President Trump heaped praise Saturday on British soldiers who fought in Afghanistan, in a post on social media that represented a partial reversal of disparaging comments he made this week that drew a cascade of criticism in the UK, particularly from families of those killed and seriously injured in the fighting. In a Truth Social post, Trump described the 457 British servicemen and women who died in Afghanistan and those who were badly injured as "among the greatest of all warriors," the AP reports. The "great and very brave soldiers of the United Kingdom will always be with the United States of America," he wrote.
Trump had said in an interview with Fox Business Network on Thursday that he wasn't sure the other 31 nations in NATO would be there to support the US and that troops from those countries had stayed "a little off the front lines" in Afghanistan. He did not apologize directly for those comments, nor retract them, as Prime Minister Keir Starmer had suggested. The prime minister's office said the issue was raised in a conversation between the pair on Saturday that included the war in Ukraine and security in the Arctic region.

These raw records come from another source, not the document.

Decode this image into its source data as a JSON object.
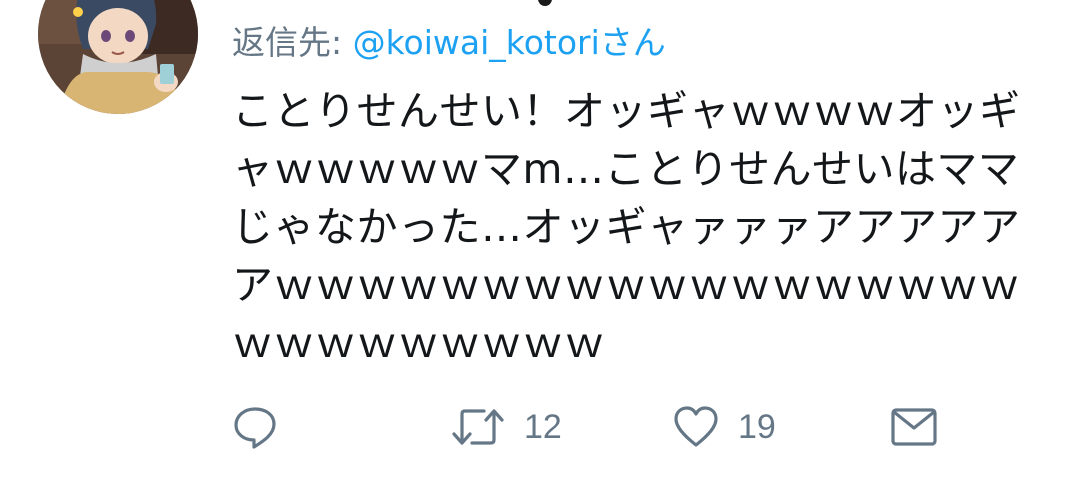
{
  "reply": {
    "prefix": "返信先: ",
    "handle": "@koiwai_kotoriさん"
  },
  "tweet": {
    "text": "ことりせんせい！オッギャｗｗｗｗオッギャｗｗｗｗｗマm…ことりせんせいはママじゃなかった…オッギャァァァアアアアアアｗｗｗｗｗｗｗｗｗｗｗｗｗｗｗｗｗｗｗｗｗｗｗｗｗｗｗ"
  },
  "actions": {
    "reply": {
      "icon": "speech-bubble-icon"
    },
    "retweet": {
      "icon": "retweet-icon",
      "count": "12"
    },
    "like": {
      "icon": "heart-icon",
      "count": "19"
    },
    "dm": {
      "icon": "envelope-icon"
    }
  },
  "colors": {
    "text": "#14171a",
    "secondary": "#657786",
    "link": "#1da1f2"
  }
}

"The prime minister raised the brave and heroic British and American soldiers who fought side by side in Afghanistan, many of whom never returned home," Downing Street said in a statement. "We must never forget their sacrifice." The record disproves Trump's contention, and the Italian and French governments also expressed their disapproval Saturday. Trump added in his post that the bond between the British and US militaries is "too strong to ever be broken" and that the UK "with tremendous heart and soul, is second to none (except for the USA)."